As you increase the harshness of big misses, you make the model less willing to miss big.
For instance, absolute loss considers missing by $2$ to be twice as bad as missing by $1$, but square loss considers missing by $2$ to be four times as bad as missing by $1$!
Imagine if you use cubic loss:
$$L_3(y,\hat{y}) = \sqrt[3]{\sum\big\vert y_i - \hat{y}_i \big\vert^3}$$
Imagine if you use quintic loss:
$$L_5(y,\hat{y}) = \sqrt[5]{\sum\big\vert y_i - \hat{y}_i \big\vert^5}$$
This gets at the general form of $L_p$ loss, which I'm guessing you can guess before reading what I type.

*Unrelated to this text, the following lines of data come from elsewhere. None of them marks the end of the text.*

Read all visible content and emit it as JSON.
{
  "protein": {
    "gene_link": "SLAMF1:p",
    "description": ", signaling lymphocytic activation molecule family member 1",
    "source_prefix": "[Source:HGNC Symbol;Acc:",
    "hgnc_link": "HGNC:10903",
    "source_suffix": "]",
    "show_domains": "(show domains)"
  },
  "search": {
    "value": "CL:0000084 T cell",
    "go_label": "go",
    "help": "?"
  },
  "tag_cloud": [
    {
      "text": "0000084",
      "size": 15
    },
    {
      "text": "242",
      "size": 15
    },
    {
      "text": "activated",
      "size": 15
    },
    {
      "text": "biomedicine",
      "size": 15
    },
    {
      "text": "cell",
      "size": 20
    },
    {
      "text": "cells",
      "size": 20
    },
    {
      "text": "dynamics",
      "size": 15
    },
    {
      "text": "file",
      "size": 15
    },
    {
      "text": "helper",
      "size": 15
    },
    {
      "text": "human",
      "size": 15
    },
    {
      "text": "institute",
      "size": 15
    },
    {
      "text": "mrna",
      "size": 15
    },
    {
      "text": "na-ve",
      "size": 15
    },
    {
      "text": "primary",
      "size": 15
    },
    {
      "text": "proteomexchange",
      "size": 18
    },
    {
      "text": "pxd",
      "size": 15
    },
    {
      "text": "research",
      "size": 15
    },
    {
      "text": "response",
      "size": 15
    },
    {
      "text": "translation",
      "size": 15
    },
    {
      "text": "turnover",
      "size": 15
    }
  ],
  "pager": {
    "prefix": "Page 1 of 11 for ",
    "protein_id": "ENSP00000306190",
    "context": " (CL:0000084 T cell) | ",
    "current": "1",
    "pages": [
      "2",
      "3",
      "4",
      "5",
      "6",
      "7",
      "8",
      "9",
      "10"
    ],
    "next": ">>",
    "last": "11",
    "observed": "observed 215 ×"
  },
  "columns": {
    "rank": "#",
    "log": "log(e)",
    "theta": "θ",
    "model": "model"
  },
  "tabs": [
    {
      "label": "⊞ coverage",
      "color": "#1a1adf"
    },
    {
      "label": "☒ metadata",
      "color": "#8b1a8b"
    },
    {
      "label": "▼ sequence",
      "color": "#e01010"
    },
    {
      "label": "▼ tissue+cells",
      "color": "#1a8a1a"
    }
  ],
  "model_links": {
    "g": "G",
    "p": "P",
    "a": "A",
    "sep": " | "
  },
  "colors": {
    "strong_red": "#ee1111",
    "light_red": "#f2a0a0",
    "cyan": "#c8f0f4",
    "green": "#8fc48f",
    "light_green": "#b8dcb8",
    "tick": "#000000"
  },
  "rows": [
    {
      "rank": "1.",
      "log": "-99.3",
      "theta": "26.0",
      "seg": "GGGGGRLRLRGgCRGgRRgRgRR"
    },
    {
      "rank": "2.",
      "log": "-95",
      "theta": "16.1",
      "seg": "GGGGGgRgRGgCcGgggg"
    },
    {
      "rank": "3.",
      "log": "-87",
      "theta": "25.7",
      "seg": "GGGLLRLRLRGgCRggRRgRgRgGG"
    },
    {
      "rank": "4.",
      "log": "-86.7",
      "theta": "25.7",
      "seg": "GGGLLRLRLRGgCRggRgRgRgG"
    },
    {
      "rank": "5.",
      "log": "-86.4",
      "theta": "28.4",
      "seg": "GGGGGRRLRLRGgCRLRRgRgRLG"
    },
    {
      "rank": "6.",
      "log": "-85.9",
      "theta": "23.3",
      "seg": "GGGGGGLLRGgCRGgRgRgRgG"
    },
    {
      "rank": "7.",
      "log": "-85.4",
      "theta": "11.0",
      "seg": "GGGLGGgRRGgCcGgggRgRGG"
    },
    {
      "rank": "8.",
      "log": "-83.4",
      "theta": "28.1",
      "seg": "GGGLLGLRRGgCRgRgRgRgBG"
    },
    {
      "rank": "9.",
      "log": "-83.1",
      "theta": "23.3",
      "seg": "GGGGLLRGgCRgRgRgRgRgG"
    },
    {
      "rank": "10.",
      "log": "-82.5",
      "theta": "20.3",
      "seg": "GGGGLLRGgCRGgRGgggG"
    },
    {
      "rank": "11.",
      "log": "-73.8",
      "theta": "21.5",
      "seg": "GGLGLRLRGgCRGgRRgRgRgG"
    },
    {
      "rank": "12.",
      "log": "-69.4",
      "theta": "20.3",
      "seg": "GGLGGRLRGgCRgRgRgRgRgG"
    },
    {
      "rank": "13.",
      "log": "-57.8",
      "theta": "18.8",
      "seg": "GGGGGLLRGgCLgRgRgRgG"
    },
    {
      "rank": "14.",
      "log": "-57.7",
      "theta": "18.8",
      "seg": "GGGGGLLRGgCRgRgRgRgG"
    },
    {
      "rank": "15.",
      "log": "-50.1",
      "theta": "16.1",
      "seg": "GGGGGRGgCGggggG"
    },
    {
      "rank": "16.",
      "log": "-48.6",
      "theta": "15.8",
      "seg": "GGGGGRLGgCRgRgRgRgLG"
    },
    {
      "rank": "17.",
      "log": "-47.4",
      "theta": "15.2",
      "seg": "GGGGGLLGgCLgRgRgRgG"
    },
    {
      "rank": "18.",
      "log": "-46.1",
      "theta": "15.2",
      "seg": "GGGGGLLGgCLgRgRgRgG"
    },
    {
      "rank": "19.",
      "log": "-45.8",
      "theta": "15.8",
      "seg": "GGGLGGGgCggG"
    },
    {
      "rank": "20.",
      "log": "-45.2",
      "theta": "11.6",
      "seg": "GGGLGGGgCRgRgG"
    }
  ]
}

$$L_p(y,\hat{y}) = \sqrt[p]{\sum\big\vert y_i - \hat{y}_i \big\vert^p}$$
This relates to the idea of $L^p$ norms.
At the extreme of $L^p$ norms, you can set $p=\infty$, which is equivalent to just looking at the maximum. If you use $L_{\infty}$ loss, you minimize the greatest error.
I've wanted to play around with $L_{\infty}$ loss for a while and would be very curious what happens if you choose this loss function. I do, however, think this would be a very extreme loss function.
(Remember that $RMSE$, $MSE$, and $SSE$ all have the same $argmin$; by similar logic we are free to take the $p^{th}$ roots to get the cubic and qunitic loss functions I gave.)